Assim, apesar de o Sistema do Tratado Antártico garantir o compartilhamento dos dados coletados no continente branco, a obtenção de dados orientados às necessidades de cada país e o desenvolvimento de capacidades técnicas e analíticas necessárias para o seu aproveitamento dependem da operação efetiva no território, da formação de pessoal especializado e da colaboração internacional. Para isso, a constituição de um programa antártico nacional sustentado resulta indispensável.

Desde 1982, o Brasil tem desenvolvido o Programa Antártico Brasileiro, Proantar, o qual em pouco tempo tem conseguido um lugar de destaque em nível mundial. Com pesquisas nas áreas de geologia, climatologia, biologia marina e terrestre, arqueologia e outras, o Brasil tem conseguido se colocar no interior das discussões de ponta nas fronteiras dessas disciplinas científicas. Contudo, as dificuldades orçamentárias e operativas produto dos vaivéns políticos no apoio proporcionado ao programa fazem com que tal desenvolvimento tenha ficado muito aquém das possibilidades da ciência brasileira.

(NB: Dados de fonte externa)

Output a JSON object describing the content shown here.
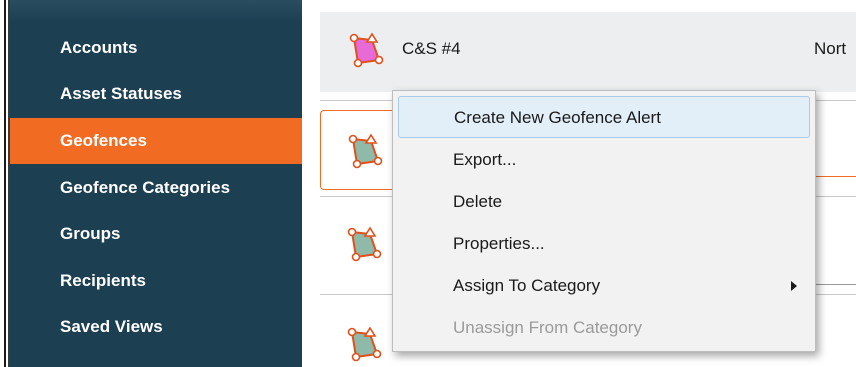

Para que o Brasil consiga superar as limitações experimentadas até hoje, a ciência antártica deve ser vista como o que é: um investimento para o país a partir do desenvolvimento científico e tecnológico, e não apenas como um instrumento de interesses geopolíticos e econômicos. Isso permitirá ao Brasil entrar de cheio nas discussões que dizem respeito à mudança climática, aos fenômenos geomagnéticos globais, às dinâmicas ambientais atmosféricas e marinhas, à prospecção biológica, entre outras. Mas, para isso, a política antártica deve ser convertida em uma verdadeira política de Estado, com financiamento de longo prazo e centrada nas necessidades do desenvolvimento da pesquisa científica.

Às vésperas da inauguração da nova Estação Antártica Comandante Ferraz – após a destruição que devastou as instalações anteriores e cobrou a vida de dois militares brasileiros –, cumpridos já 60 anos desde a assinatura do Tratado Antártico, 44 anos desde que o país aderiu a tal instrumento, e 37 desde o começo das atividades brasileiras na Antártida, resulta oportuno insistir na necessidade de renovar o compromisso com esse investimento no futuro, e nas possibilidades de que o Brasil seja não só beneficiário, mas também protagonista no desenho das respostas que os diferentes países terão que dar aos desafios da mudança climática e o desenvolvimento humano.